Let's assume we are using the textbook RSA where $Sig(x)=x^d$. Alice has public key $(e,N)$, and private key $(d,p,q)$.
Now, if Alice sends $Sig(5)$ and $Sig(10)$ to Bob, where $5$ and $10$ is just numbers, is there a way to combine them on Bob's side to get $Sig(15)$?
If this is not possible in RSA, is it possible in other schemes like, for example, ElGamal) ?
Please note that I'm looking for a solution to handle this via "addition", not "multiplication".
No, in textbook RSA signature with $\operatorname{Sig}(x)=x^d\bmod N$, there is no method to deduce $\operatorname{Sig}(15)$ from $\operatorname{Sig}(5)$ and $\operatorname{Sig}(10)$.
It is possible to deduce $\operatorname{Sig}(50)$, by using the general fact that in textbook RSA signature, if $x$ and $y$ are positive integers (with $xy$ below the limit for messages that can be signed, if any), then $\operatorname{Sig}(xy)\;=\;\operatorname{Sig}(x)\operatorname{Sig}(y)\bmod N$. But notice that being able to obtain an admissible signature for a message from the signature of other messages is considered a break of a signature scheme. That's why textbook RSA signature with $\operatorname{Sig}(x)=x^d\bmod N$ is not a secure signature scheme (rather, it is a building block towards one).
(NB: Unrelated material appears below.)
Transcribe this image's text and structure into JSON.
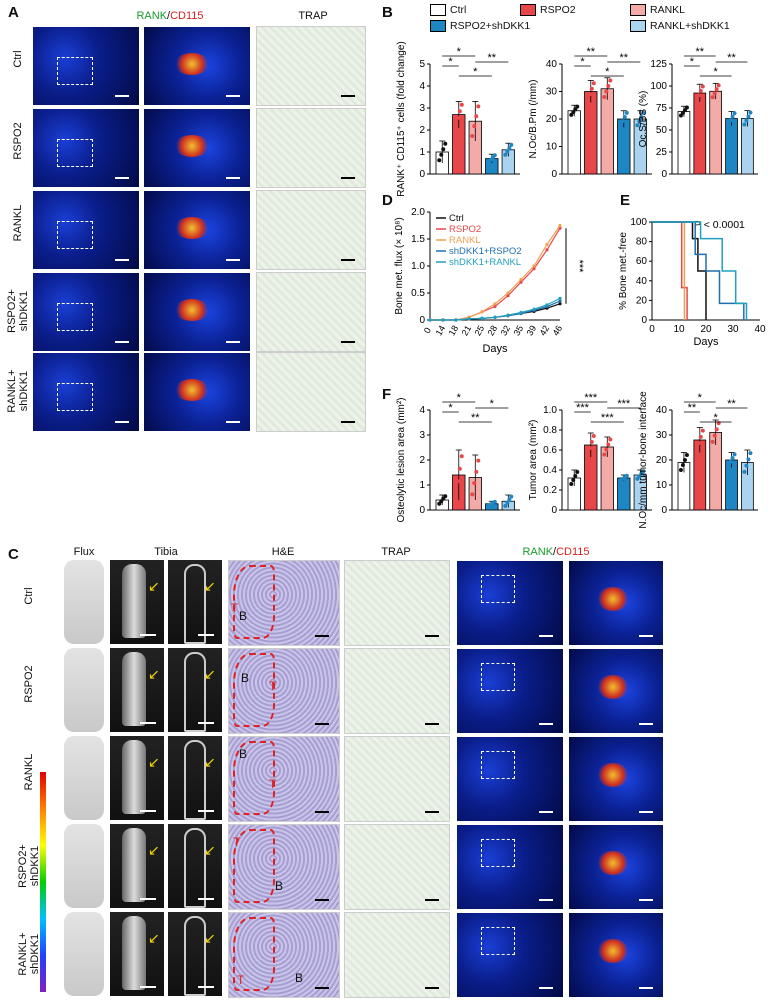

Further, if we have a signature scheme such that $\operatorname{Sig}(x+y)$ can be deduced from $\operatorname{Sig}(x)$ and $\operatorname{Sig}(y)$, then the signature of any message $x>0$ can be deduced from $\operatorname{Sig}(1)$ with $O(\log(x))$ deductions. That's why the literature tends to consider such additively homomorphic signature schemes only to repel them.
If we really want an additively homomorphic signature scheme, we can define one related to RSA, as $\operatorname{Sig'}(x)=\operatorname{Sig}(g^x\bmod N)=(g^x\bmod N)^d\bmod N=(g^d\bmod N)^x\bmod N$ for some fixed public $g$ generator of the groups $\mathbb Z_p^*$ and $\mathbb Z_q^*$ (it is easier and best that $(p-1)/2$ and $(q-1)/2$ are primes). In order to verify the alleged signature $s$ of $x$ per this system, it is checked that $s$ is the textbook RSA signature for $g^x\bmod N$, that is $0\le s<N$ and $s^e\bmod N\,=\,g^x\bmod N$. For all non-zero $a$ and $b$ and messages $x$ and $y$ it holds that $\operatorname{Sig'}(ax+by)\;=\;\operatorname{Sig'}(x)^a\operatorname{Sig'}(y)^b\bmod N$. This is comes at the price of extreme insecurity: revealing the signature of $x$ and $y$ allows the efficient computation of the signature of any multiple of $\gcd(x,y)$.